There might have been a great disaster in Albuquerque a week ago. On the other hand, the bosque might have gotten the rejuvenating flooding it appears it will never get without managers hand-picking which segments will be so nurtured. We like to imagine the bosque is a strip of wilderness but it is really just an unkempt park. That’s OK. Central Park is a great park and couldn’t be more unnatural. Let the professionals do their jobs managing nature for our benefit.

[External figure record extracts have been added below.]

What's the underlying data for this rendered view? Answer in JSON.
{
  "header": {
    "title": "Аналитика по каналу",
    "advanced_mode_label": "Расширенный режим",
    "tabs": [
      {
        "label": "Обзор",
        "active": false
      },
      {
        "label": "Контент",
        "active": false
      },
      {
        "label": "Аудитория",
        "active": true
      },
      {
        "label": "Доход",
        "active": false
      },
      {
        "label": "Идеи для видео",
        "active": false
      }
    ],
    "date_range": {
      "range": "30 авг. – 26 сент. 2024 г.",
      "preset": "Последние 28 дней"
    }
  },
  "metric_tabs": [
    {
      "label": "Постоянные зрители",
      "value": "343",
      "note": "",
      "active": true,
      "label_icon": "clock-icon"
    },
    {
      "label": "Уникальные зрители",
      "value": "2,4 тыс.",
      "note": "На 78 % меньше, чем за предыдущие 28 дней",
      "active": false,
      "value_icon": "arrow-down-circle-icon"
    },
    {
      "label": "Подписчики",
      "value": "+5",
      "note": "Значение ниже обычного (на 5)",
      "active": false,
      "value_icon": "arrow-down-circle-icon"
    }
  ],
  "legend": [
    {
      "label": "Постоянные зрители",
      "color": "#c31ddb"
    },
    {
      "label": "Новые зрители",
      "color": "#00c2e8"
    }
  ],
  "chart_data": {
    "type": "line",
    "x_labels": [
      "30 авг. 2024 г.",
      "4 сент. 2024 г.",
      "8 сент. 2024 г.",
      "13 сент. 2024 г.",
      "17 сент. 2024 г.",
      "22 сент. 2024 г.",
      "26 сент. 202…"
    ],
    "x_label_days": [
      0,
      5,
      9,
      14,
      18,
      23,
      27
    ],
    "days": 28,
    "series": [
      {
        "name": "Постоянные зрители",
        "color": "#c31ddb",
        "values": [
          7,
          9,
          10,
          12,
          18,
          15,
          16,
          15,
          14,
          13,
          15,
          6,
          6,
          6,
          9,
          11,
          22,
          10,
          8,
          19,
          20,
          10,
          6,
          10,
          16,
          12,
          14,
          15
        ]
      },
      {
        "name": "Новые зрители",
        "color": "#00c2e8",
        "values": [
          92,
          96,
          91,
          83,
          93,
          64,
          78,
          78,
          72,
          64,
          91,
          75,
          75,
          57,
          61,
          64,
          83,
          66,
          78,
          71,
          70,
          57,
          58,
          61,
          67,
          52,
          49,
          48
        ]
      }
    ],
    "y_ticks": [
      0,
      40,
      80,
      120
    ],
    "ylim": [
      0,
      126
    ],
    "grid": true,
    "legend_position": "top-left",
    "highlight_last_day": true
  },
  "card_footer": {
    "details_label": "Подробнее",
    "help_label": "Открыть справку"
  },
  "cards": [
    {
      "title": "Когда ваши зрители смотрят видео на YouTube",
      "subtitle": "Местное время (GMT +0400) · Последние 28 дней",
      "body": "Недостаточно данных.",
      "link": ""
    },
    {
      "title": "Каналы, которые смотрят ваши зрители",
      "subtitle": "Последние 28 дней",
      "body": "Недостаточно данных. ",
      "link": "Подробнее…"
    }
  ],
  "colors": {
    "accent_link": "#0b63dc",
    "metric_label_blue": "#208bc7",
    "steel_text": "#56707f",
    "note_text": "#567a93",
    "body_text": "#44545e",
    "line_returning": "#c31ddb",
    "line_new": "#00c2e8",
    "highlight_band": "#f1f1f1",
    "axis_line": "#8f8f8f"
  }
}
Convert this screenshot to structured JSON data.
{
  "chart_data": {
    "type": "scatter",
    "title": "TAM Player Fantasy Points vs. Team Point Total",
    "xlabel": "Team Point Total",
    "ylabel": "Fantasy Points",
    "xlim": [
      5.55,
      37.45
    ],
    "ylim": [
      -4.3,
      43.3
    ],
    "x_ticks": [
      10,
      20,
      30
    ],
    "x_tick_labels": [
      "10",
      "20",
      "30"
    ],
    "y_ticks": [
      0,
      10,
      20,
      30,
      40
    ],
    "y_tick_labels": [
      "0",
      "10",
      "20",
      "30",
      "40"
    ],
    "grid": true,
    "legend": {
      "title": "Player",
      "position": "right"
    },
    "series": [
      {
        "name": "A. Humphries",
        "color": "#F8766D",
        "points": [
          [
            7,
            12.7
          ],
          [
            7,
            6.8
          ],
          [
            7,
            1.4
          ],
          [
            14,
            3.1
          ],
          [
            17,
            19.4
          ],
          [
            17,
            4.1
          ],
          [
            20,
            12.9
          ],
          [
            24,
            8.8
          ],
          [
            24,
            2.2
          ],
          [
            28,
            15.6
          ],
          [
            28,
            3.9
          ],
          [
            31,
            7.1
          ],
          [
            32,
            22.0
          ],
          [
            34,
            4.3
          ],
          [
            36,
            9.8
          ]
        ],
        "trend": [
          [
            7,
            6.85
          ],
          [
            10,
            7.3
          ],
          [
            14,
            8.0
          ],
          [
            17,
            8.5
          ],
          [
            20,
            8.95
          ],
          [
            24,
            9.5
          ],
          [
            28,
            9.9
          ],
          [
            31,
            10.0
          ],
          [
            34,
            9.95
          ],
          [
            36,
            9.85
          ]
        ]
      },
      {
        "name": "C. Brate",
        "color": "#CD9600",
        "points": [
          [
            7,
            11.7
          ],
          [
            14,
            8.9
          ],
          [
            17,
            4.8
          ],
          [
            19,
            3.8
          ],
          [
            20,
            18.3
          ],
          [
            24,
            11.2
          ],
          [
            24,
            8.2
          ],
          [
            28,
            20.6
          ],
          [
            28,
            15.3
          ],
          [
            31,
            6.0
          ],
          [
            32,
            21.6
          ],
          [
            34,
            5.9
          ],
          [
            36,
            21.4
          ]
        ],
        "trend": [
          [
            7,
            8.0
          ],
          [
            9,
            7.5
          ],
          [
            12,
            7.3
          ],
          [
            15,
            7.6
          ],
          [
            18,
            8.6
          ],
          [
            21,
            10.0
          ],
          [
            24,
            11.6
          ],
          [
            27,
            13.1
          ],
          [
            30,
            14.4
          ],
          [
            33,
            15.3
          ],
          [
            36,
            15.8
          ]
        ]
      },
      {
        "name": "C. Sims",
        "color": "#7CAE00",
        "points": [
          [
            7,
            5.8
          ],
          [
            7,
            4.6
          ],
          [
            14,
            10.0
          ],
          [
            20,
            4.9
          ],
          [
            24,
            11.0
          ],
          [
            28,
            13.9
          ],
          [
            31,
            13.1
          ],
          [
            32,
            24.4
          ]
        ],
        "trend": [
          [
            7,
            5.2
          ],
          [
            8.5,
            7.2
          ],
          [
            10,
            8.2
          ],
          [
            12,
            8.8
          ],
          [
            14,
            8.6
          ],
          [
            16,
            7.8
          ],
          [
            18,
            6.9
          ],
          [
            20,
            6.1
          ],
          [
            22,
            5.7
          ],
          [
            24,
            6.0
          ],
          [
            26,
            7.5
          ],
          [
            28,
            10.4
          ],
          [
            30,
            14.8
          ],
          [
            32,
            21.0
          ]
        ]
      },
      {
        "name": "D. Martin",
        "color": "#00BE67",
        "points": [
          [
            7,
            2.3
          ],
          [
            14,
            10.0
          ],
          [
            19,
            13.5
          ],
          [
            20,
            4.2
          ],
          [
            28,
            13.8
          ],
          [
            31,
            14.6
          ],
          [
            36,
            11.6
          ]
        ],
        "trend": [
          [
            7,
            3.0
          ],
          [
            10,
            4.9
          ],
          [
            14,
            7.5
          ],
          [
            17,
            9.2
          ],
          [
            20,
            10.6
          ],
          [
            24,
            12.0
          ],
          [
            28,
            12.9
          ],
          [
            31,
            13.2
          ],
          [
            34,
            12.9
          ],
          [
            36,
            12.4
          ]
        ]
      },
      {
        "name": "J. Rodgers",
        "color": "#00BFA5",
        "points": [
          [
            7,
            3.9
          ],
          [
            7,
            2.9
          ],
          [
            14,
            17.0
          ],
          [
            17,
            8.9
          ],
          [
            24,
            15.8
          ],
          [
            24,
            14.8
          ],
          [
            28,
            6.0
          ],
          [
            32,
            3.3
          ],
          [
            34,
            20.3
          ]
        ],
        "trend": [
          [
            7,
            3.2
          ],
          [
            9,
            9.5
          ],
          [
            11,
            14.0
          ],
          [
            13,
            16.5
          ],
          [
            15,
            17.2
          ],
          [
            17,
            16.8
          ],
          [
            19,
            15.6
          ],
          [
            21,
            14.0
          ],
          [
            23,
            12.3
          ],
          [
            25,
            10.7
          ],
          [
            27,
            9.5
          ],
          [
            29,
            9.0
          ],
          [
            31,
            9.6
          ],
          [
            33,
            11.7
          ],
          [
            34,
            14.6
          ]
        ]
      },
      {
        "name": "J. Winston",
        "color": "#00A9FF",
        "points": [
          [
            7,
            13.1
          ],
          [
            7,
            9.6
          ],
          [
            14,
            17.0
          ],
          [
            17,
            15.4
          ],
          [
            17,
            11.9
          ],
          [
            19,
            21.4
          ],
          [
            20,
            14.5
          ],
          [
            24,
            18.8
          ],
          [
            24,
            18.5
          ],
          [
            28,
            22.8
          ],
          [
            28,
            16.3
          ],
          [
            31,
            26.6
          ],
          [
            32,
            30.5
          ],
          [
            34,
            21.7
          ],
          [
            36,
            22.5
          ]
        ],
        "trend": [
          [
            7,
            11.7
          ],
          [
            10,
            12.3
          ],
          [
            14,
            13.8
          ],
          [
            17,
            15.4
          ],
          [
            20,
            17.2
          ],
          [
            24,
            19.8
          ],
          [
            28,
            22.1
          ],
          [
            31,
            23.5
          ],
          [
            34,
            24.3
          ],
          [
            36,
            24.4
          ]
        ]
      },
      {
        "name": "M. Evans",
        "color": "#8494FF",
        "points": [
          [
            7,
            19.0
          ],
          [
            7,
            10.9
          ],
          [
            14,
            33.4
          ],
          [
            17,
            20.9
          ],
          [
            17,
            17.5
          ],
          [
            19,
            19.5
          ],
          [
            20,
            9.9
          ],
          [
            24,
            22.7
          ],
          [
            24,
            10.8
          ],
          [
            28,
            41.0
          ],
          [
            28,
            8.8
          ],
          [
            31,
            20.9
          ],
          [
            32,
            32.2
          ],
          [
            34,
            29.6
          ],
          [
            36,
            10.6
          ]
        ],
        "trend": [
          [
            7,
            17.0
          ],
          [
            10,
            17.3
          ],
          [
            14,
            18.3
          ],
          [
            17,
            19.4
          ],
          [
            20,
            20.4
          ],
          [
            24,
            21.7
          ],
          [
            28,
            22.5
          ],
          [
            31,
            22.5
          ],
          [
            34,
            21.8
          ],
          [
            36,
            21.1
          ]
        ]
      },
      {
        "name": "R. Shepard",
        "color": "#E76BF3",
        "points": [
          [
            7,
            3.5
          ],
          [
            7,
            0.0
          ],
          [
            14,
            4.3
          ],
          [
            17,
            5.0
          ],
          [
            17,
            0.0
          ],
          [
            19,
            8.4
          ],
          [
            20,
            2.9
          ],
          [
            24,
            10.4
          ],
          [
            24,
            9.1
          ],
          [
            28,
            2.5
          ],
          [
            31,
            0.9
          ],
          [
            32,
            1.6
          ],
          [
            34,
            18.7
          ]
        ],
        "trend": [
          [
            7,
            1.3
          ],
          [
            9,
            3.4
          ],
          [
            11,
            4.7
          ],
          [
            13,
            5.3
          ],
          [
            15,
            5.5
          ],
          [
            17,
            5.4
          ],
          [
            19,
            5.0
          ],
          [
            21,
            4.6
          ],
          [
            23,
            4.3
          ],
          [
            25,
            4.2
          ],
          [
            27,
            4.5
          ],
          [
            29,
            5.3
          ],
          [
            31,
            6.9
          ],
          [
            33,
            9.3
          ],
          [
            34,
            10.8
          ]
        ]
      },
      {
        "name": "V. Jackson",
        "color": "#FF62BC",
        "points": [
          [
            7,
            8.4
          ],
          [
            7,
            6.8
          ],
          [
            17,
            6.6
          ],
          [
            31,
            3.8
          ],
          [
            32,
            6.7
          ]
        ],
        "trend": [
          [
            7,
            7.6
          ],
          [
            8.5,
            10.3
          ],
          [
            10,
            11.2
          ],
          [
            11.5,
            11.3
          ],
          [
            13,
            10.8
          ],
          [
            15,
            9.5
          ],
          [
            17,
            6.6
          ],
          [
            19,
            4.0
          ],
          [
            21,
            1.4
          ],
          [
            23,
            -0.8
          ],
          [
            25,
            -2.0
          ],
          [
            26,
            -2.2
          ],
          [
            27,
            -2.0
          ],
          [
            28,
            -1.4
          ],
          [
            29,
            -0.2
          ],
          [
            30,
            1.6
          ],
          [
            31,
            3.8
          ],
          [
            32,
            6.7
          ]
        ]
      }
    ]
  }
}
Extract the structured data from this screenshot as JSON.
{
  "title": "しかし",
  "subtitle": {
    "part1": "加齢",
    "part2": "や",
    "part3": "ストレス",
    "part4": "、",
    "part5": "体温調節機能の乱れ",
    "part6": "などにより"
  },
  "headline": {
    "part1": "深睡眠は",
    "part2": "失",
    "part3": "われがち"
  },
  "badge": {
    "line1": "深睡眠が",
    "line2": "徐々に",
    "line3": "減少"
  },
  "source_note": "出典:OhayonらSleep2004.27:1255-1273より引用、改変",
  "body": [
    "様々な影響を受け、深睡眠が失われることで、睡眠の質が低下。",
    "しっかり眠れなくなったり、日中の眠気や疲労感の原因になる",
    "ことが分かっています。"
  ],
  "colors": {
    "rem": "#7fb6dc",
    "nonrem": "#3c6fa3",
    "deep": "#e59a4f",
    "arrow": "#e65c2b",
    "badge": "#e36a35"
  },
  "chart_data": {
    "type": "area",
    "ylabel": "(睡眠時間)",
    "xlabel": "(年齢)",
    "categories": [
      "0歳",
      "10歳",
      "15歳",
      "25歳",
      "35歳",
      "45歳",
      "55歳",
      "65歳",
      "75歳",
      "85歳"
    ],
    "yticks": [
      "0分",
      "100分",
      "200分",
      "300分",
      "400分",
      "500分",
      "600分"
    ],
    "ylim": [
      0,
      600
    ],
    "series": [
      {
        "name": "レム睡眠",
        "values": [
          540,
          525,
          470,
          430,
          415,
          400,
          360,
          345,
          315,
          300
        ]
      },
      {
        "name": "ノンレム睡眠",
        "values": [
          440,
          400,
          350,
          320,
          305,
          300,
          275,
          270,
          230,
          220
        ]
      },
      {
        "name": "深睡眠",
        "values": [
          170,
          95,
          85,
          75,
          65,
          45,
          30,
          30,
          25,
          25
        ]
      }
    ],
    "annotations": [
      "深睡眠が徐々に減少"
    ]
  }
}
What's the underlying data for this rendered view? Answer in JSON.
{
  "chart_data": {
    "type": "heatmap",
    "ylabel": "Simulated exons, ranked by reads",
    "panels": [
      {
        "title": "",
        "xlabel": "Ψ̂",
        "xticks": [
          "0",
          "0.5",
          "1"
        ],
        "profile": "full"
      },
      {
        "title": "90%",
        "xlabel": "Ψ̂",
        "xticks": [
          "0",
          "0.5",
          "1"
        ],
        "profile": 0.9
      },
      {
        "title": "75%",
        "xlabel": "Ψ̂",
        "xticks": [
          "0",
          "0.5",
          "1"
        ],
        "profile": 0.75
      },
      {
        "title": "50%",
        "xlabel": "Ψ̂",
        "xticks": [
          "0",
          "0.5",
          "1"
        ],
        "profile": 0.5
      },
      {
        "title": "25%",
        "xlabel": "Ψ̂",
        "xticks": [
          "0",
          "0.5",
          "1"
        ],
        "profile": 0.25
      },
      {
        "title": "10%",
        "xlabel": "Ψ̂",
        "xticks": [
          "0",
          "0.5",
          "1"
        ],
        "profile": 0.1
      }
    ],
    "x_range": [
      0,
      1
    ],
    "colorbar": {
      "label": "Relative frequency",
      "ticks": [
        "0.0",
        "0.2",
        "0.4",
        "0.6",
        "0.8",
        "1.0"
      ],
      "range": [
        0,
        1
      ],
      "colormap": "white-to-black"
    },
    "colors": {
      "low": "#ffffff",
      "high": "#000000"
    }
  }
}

The flood that wasn’t | ABQJournal Online
Authorized by Congress in 1960 and completed in the mid-’70s, Cochiti is one of the largest and arguably the most controversial dam in New Mexico. Its completion drowned farmlands, summer homes and culturally significant sites at Cochiti Pueblo, and seepage beneath the dam waterlogged remaining pueblo farmlands downstream. In addition, the way it altered the Rio Grande’s flows has caused lasting environmental problems downstream, depriving the riverside ecosystem of natural floods.
But on Sept. 13, it did the job we gave it when we built it, which was to protect the Middle Rio Grande Valley from flooding.